During my teenage years, I frequented a juice bar (dance bar for underage kids) in an up and coming area. During my father's college years less than two decades earlier it was the ghetto. Since that time the artists and gays had moved in. And now the yuppies were beginning to populate the area due to it's proximity to downtown. The area was in transition. There was an energy on the street with that mix of artists, gays, and young professionals.
But I, like everyone else, hated the yuppies. In my mind, they were the rich suburban kids who came into town to goof off able to break the rules and pay to get out of it. And later the college kids who came to get wasted without respect for the city dwellers or their environment. They were now those same kids who had their own money (credit) to buy BMW's and were forcing long-time residents out of their neighborhoods. Self-absorbed and brash.
After high school I was able to go away to university. The school had an extensive Greek(fraternity/sorority) system. So much so that you were in the minority if you did not go. Again at the time I viewed them as either the evil frat house in Animal house, or a frat house trying to act like it was the Animal house.
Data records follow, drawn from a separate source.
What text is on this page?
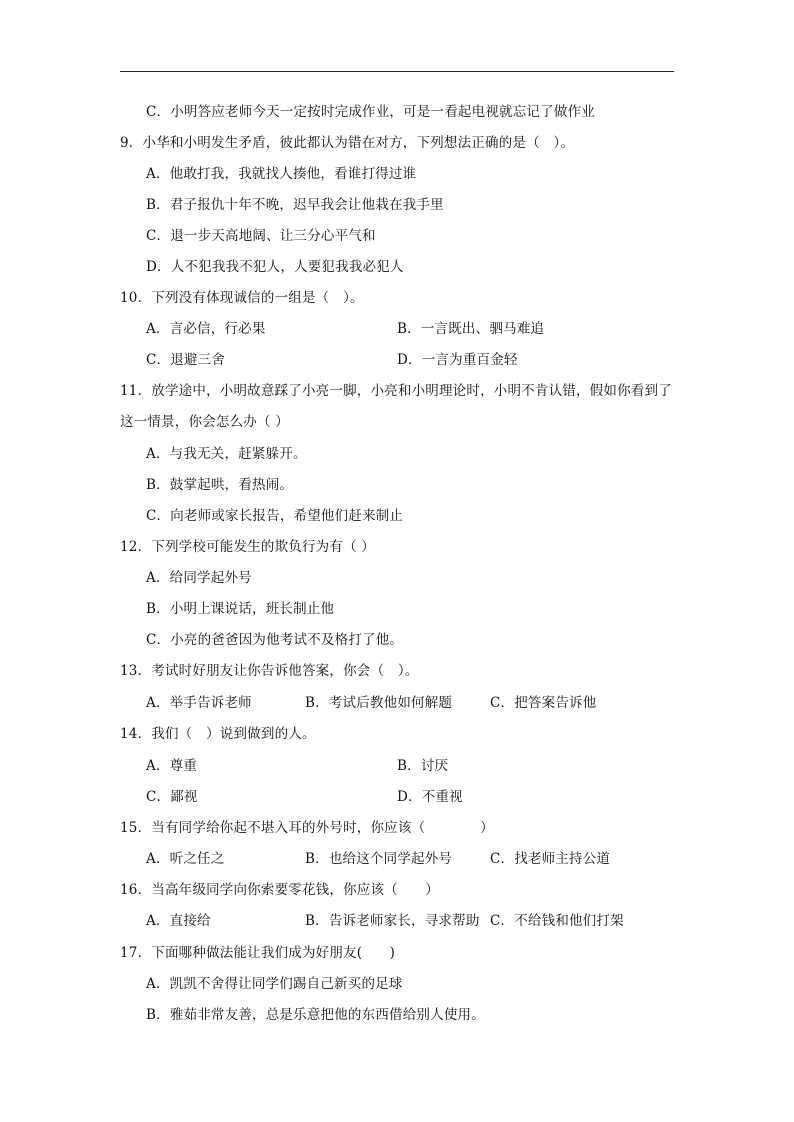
C．小明答应老师今天一定按时完成作业，可是一看起电视就忘记了做作业
9．小华和小明发生矛盾，彼此都认为错在对方，下列想法正确的是（　）。
A．他敢打我，我就找人揍他，看谁打得过谁
B．君子报仇十年不晚，迟早我会让他栽在我手里
C．退一步天高地阔、让三分心平气和
D．人不犯我我不犯人，人要犯我我必犯人
10．下列没有体现诚信的一组是（　）。
A．言必信，行必果	B．一言既出、驷马难追
C．退避三舍	D．一言为重百金轻
11．放学途中，小明故意踩了小亮一脚，小亮和小明理论时，小明不肯认错，假如你看到了
这一情景，你会怎么办（ ）
A．与我无关，赶紧躲开。
B．鼓掌起哄，看热闹。
C．向老师或家长报告，希望他们赶来制止
12．下列学校可能发生的欺负行为有（ ）
A．给同学起外号
B．小明上课说话，班长制止他
C．小亮的爸爸因为他考试不及格打了他。
13．考试时好朋友让你告诉他答案，你会（　）。
A．举手告诉老师	B．考试后教他如何解题	C．把答案告诉他
14．我们（　）说到做到的人。
A．尊重	B．讨厌
C．鄙视	D．不重视
15．当有同学给你起不堪入耳的外号时，你应该（　　　　）
A．听之任之	B．也给这个同学起外号	C．找老师主持公道
16．当高年级同学向你索要零花钱，你应该（　　）
A．直接给	B．告诉老师家长，寻求帮助 C．不给钱和他们打架
17．下面哪种做法能让我们成为好朋友(　　)
A．凯凯不舍得让同学们踢自己新买的足球
B．雅茹非常友善，总是乐意把他的东西借给别人使用。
Either way, they seemed to me to be locales fostering the group mentality. Join the club and be like all the other members. Many with a price tag (literally) to enter. Grooming grounds for yuppies. I despised them.
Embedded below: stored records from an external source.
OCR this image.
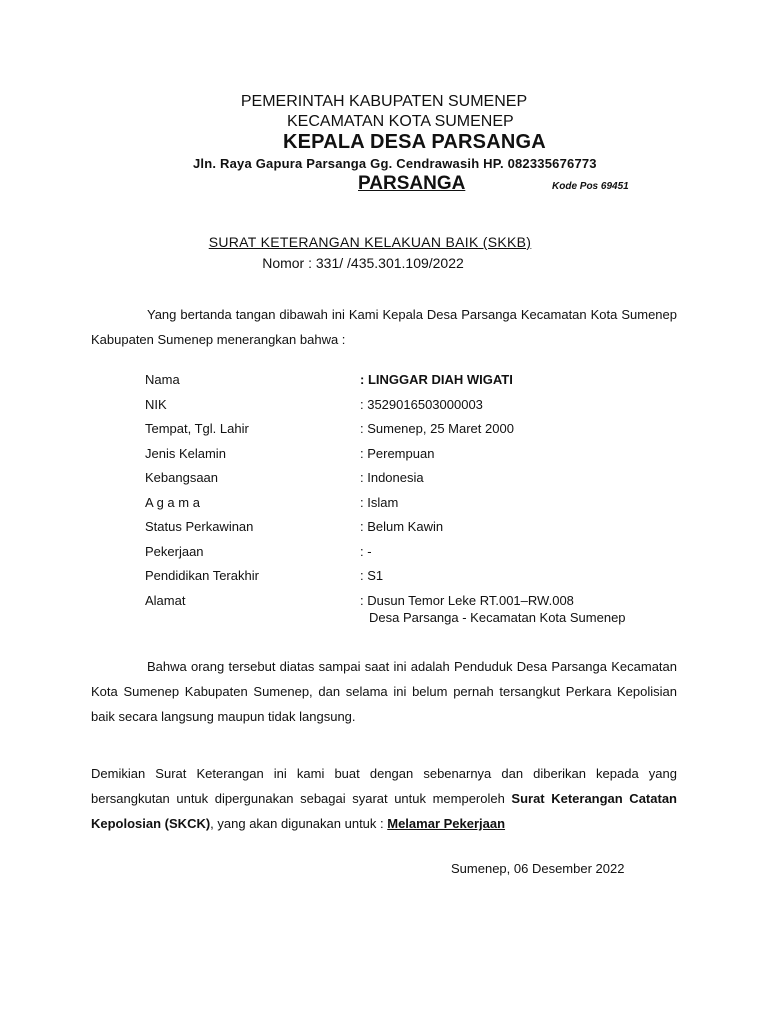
PEMERINTAH KABUPATEN SUMENEP
KECAMATAN KOTA SUMENEP
KEPALA DESA PARSANGA
Jln. Raya Gapura Parsanga Gg. Cendrawasih HP. 082335676773
PARSANGA	Kode Pos 69451
SURAT KETERANGAN KELAKUAN BAIK (SKKB)
Nomor : 331/ /435.301.109/2022
Yang bertanda tangan dibawah ini Kami Kepala Desa Parsanga Kecamatan Kota Sumenep Kabupaten Sumenep menerangkan bahwa :
Nama	: LINGGAR DIAH WIGATI
NIK	: 3529016503000003
Tempat, Tgl. Lahir	: Sumenep, 25 Maret 2000
Jenis Kelamin	: Perempuan
Kebangsaan	: Indonesia
A g a m a	: Islam
Status Perkawinan	: Belum Kawin
Pekerjaan	: -
Pendidikan Terakhir	: S1
Alamat	: Dusun Temor Leke RT.001–RW.008
Desa Parsanga - Kecamatan Kota Sumenep
Bahwa orang tersebut diatas sampai saat ini adalah Penduduk Desa Parsanga Kecamatan Kota Sumenep Kabupaten Sumenep, dan selama ini belum pernah tersangkut Perkara Kepolisian baik secara langsung maupun tidak langsung.
Demikian Surat Keterangan ini kami buat dengan sebenarnya dan diberikan kepada yang bersangkutan untuk dipergunakan sebagai syarat untuk memperoleh Surat Keterangan Catatan Kepolosian (SKCK), yang akan digunakan untuk : Melamar Pekerjaan
Sumenep, 06 Desember 2022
There were some changes during those six years. People are less and less black and white. Although almost all of my friends were "independants", I knew many people who had chosen to be part of the Greeks system. I even went out with a couple. For the most part, they were like everyone else except they had their house functions to attend. Also during this time, I became interesting in many "college" things. The pagentry of some traditions. Music that was mainstream, yet still given terms like alternative or independant. I got a shoulder bag instead of a backpack.
After college, I joined the work world. To some extent it seemed all of us embarking on our careers we were all at the same level. Some may have come from more prestigeous schools, but we were all still newbies. All those previous concerns held less importance. OK, Freddy may not have a student loan, or Helen may have a slightly higher position, but we were still just starting off. If anything, it was our profession against all those higher paying ones.
It was a fun and interesting time. I was finally making a full-time salary instead of that of a part-time student. And I was now an adult in the city where I grew up. It opened up a new dimension. New freedoms to do what you want when you want as long as you have the money, you don't get arrested, and you don't get fired. Similar to college except now you have money and you have your nights and weekends free. We would go out drinking sometimes getting a little out of hand. We bought many of the cool new things (computer, cell phones, bikes). We got a place in that neighborhood that I was so fond of as a teenager. We weren't rich, but we could be a bit self-indulgent.
I came to a bit of a revelation on our past trip back home. Had I become the thing that I despised? Were we yuppies? Young... Check. Urban... Check. Professional... (sorta) Check. OK, by definition yes. But by the popularly held (hated) characteristics of yuppies it gets really hazy. It has been odd to read rants on yuppie lifestyles. They go into the characteristics of yuppiedom and I catch myself thinking: "Wait a second, I have (had) some of those things or did those things. I don't hold the same convictions as the yuppies the person is ranting about, but maybe I'm not that much different than the despised yuppies." In many ways, we were yuppies, but in many ways we were not.
And so here I am. As with many things in life, I find myself sympathetic to both sides. I completely agree with those that hate the negative things that yuppies do as a group or individuals. Yet I know them as real people and know that the majority of them are good-hearted people who are either living an honest life or caught up in a reality that others may not understand.